Why our prices are public
On transparency as a curation signal.
Walk into most premium domain marketplaces and you will meet a button that says Request Price. It is meant to feel exclusive. What it actually does is start a negotiation with a stranger who holds all the information.
We publish every price. The trophies wear six figures in public. This is not bravado — it is the same decision an auction house makes when it prints estimates in the catalog: a stated number is a statement of judgement, and judgement is the entire product of a curated house.
A price is an argument
Every lot in our catalog carries a note explaining what the name is — its linguistics, its markets, its precedents. The price is the conclusion of that argument. Hiding the conclusion while showing the reasoning would be strange; hiding both, as most of the industry does, is stranger.

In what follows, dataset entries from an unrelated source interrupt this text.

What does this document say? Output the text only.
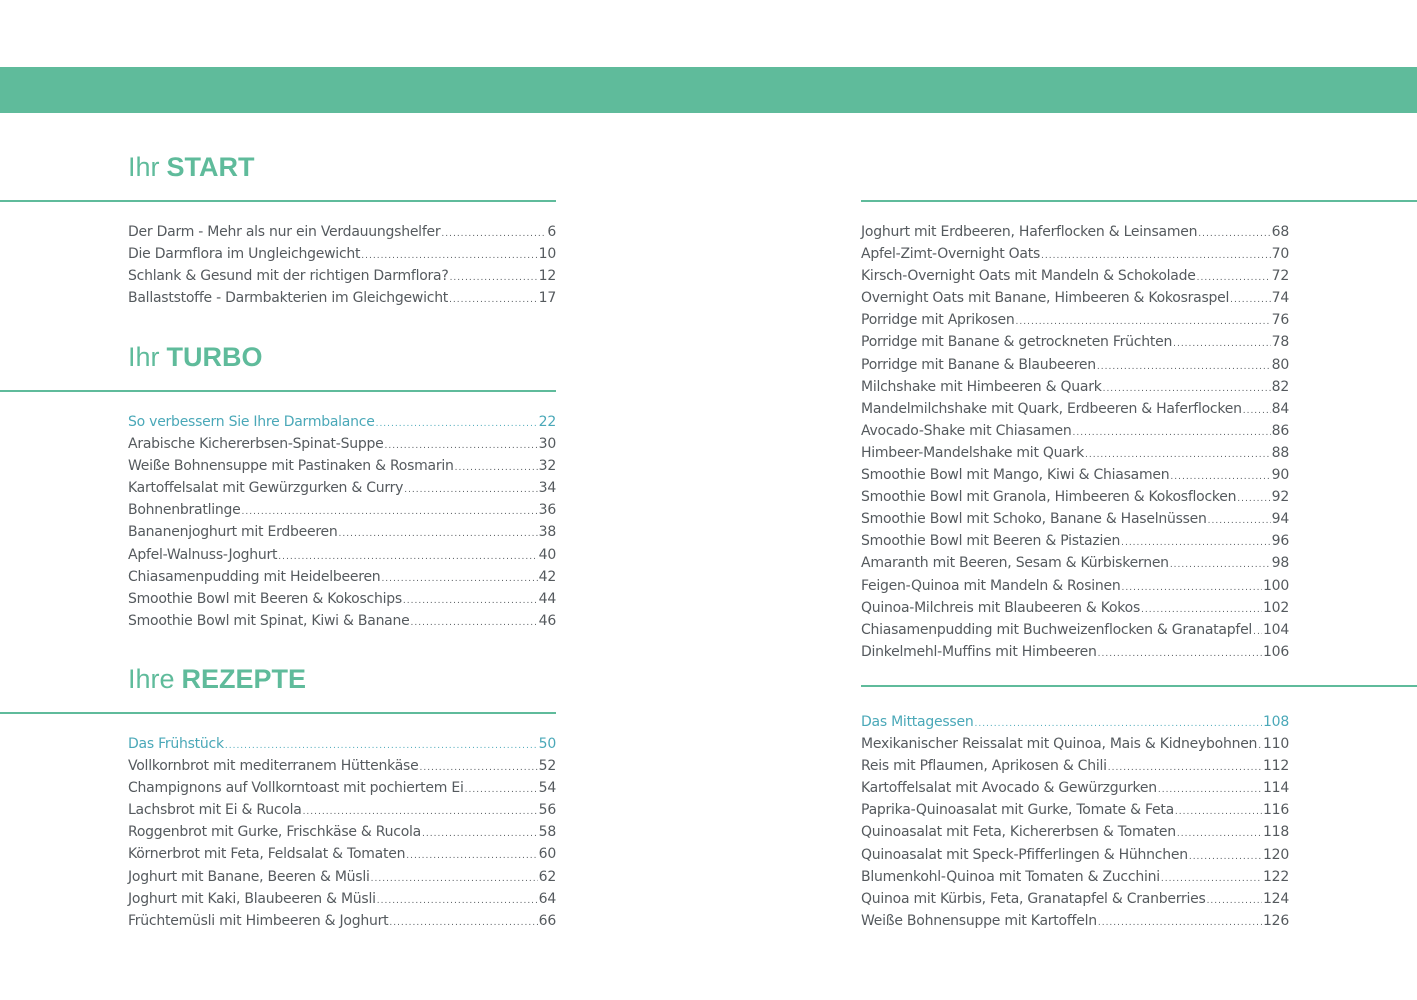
Ihr START
Der Darm - Mehr als nur ein Verdauungshelfer .....	6
Die Darmflora im Ungleichgewicht .....	10
Schlank & Gesund mit der richtigen Darmflora? .....	12
Ballaststoffe - Darmbakterien im Gleichgewicht .....	17
Ihr TURBO
So verbessern Sie Ihre Darmbalance .....	22
Arabische Kichererbsen-Spinat-Suppe .....	30
Weiße Bohnensuppe mit Pastinaken & Rosmarin .....	32
Kartoffelsalat mit Gewürzgurken & Curry .....	34
Bohnenbratlinge .....	36
Bananenjoghurt mit Erdbeeren .....	38
Apfel-Walnuss-Joghurt .....	40
Chiasamenpudding mit Heidelbeeren .....	42
Smoothie Bowl mit Beeren & Kokoschips .....	44
Smoothie Bowl mit Spinat, Kiwi & Banane .....	46
Ihre REZEPTE
Das Frühstück .....	50
Vollkornbrot mit mediterranem Hüttenkäse .....	52
Champignons auf Vollkorntoast mit pochiertem Ei .....	54
Lachsbrot mit Ei & Rucola .....	56
Roggenbrot mit Gurke, Frischkäse & Rucola .....	58
Körnerbrot mit Feta, Feldsalat & Tomaten .....	60
Joghurt mit Banane, Beeren & Müsli .....	62
Joghurt mit Kaki, Blaubeeren & Müsli .....	64
Früchtemüsli mit Himbeeren & Joghurt .....	66
Joghurt mit Erdbeeren, Haferflocken & Leinsamen .....	68
Apfel-Zimt-Overnight Oats .....	70
Kirsch-Overnight Oats mit Mandeln & Schokolade .....	72
Overnight Oats mit Banane, Himbeeren & Kokosraspel .....	74
Porridge mit Aprikosen .....	76
Porridge mit Banane & getrockneten Früchten .....	78
Porridge mit Banane & Blaubeeren .....	80
Milchshake mit Himbeeren & Quark .....	82
Mandelmilchshake mit Quark, Erdbeeren & Haferflocken ..... 84
Avocado-Shake mit Chiasamen .....	86
Himbeer-Mandelshake mit Quark .....	88
Smoothie Bowl mit Mango, Kiwi & Chiasamen .....	90
Smoothie Bowl mit Granola, Himbeeren & Kokosflocken .....	92
Smoothie Bowl mit Schoko, Banane & Haselnüssen .....	94
Smoothie Bowl mit Beeren & Pistazien .....	96
Amaranth mit Beeren, Sesam & Kürbiskernen .....	98
Feigen-Quinoa mit Mandeln & Rosinen .....	100
Quinoa-Milchreis mit Blaubeeren & Kokos .....	102
Chiasamenpudding mit Buchweizenflocken & Granatapfel ..... 104
Dinkelmehl-Muffins mit Himbeeren .....	106
Das Mittagessen .....	108
Mexikanischer Reissalat mit Quinoa, Mais & Kidneybohnen ..... 110
Reis mit Pflaumen, Aprikosen & Chili .....	112
Kartoffelsalat mit Avocado & Gewürzgurken .....	114
Paprika-Quinoasalat mit Gurke, Tomate & Feta .....	116
Quinoasalat mit Feta, Kichererbsen & Tomaten .....	118
Quinoasalat mit Speck-Pfifferlingen & Hühnchen .....	120
Blumenkohl-Quinoa mit Tomaten & Zucchini .....	122
Quinoa mit Kürbis, Feta, Granatapfel & Cranberries .....	124
Weiße Bohnensuppe mit Kartoffeln .....	126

Founders comparing names at midnight buy from the page with numbers on it. Our best sale taught us this: the listed price did not scare the buyer away — it anchored a serious conversation that closed within it.
What public pricing costs us
Honesty: it costs negotiating room. A visible number is a ceiling as well as a floor. We accept that trade because the alternative — a catalog of question marks — quietly tells every visitor that the price depends on who is asking. That is the opposite of what a curation bar is for.
The names are hand-picked. The reasoning is on every page. The number is right there with it. If it's the right name, you already know.